Zelda started to sigh and chide him for being ridiculous, but he interrupted her. "Remember when we were here before?" he asked.

"Yes."

"Remember the voices?"

Suddenly Zelda recalled the indistinct whisperings that seemed to come from the treetops the last two times they had come into the clearing.

"Yes."

"Where are they?"

"I . . . don't know." Even with all her newfound knowledge and memories—and even given that this was her temple—Zelda still didn't understand the mystery of the voices that heralded the coming of the Master Sword. Magic was funny that way; sometimes it evolved in unexpected ways—became its own thing.

Link slowly began to walk across the grassy, lawn-like field. "And there should be fog," he said.

"Fog? On a clear summer's day?"

"Yes. When the Master Sword is in residence, there should be fog. It's part of what keeps its location hidden."

Zelda thought back to their previous trips. There had not been fog when they had come to put the sword away for good, but there had been fog when they brought the sword to the clearing for the first time.

"There was fog when we brought the Master Sword here to be repaired, but it wasn't 'in residence' at the time," Zelda pointed out.

"Perhaps it's better to say that there is fog here any time the Master Sword is not active. The activation clears away the fog."

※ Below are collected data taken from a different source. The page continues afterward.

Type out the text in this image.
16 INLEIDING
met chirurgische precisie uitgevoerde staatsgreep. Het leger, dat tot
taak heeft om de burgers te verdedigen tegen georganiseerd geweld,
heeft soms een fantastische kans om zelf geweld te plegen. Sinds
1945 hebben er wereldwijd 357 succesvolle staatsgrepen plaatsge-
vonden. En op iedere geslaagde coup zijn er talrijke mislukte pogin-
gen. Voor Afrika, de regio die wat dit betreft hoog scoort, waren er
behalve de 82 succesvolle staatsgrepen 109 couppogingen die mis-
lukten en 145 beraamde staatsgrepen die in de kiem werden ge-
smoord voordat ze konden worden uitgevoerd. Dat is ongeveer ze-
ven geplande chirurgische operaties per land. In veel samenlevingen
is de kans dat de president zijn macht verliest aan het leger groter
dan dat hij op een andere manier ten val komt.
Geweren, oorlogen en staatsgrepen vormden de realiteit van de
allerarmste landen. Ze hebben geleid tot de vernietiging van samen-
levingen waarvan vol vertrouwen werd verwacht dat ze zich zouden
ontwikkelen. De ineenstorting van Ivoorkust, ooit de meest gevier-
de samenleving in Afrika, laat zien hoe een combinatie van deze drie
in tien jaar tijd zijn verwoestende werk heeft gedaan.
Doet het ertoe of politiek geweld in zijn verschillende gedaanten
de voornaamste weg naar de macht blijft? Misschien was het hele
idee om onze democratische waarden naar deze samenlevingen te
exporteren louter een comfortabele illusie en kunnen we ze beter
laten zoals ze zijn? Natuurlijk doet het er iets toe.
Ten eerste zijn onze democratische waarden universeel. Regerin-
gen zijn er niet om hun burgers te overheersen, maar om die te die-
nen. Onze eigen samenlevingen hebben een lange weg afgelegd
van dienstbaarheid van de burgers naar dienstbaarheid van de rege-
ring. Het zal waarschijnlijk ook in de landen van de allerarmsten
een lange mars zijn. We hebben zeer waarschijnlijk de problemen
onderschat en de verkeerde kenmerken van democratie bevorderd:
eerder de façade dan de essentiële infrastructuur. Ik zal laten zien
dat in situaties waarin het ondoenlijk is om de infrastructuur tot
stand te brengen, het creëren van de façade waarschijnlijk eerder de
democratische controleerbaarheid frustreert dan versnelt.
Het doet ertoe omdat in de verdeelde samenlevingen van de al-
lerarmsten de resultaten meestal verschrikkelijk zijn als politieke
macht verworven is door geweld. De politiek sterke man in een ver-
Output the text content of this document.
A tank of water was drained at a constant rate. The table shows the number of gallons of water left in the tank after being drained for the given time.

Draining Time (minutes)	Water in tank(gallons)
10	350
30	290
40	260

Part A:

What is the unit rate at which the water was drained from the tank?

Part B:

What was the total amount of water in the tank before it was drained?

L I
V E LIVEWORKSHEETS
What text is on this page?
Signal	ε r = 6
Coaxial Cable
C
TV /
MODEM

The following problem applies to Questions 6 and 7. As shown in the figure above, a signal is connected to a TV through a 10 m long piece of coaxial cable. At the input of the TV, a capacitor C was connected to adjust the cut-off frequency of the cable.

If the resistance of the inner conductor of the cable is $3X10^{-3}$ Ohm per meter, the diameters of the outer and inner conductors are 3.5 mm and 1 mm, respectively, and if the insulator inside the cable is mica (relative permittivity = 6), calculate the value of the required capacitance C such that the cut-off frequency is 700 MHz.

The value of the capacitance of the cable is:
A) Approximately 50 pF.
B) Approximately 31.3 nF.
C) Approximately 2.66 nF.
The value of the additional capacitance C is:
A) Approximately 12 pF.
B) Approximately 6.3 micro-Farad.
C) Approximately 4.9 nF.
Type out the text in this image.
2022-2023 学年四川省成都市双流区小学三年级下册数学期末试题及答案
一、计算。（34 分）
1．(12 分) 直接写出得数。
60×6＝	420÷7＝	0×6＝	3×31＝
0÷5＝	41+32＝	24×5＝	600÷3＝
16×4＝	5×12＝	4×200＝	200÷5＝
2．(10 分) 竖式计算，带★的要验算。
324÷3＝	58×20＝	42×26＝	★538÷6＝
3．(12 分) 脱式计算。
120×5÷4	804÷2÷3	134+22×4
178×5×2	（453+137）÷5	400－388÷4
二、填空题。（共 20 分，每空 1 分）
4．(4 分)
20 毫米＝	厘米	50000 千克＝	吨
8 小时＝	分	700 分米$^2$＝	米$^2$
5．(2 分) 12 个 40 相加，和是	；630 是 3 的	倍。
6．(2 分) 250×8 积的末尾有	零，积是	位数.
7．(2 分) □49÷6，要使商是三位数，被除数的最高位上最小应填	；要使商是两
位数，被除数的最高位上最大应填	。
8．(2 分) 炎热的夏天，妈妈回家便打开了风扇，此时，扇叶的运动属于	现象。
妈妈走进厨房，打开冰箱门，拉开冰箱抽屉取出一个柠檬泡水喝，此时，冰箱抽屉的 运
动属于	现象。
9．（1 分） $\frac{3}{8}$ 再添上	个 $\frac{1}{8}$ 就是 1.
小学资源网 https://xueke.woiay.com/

Then, suddenly, Link was running. Unsure what was happening, Zelda grabbed her bow, which was sticking between her back and the pack, nocked an arrow, and held it in the low-ready position as she went dashing after him.

He skidded to a halt next to the stone brick dais and Zelda came up behind him a moment later. Then she gasped.

The stone block in the middle of the dais, where they had put the Master Sword to rest some three thousand years before, was empty.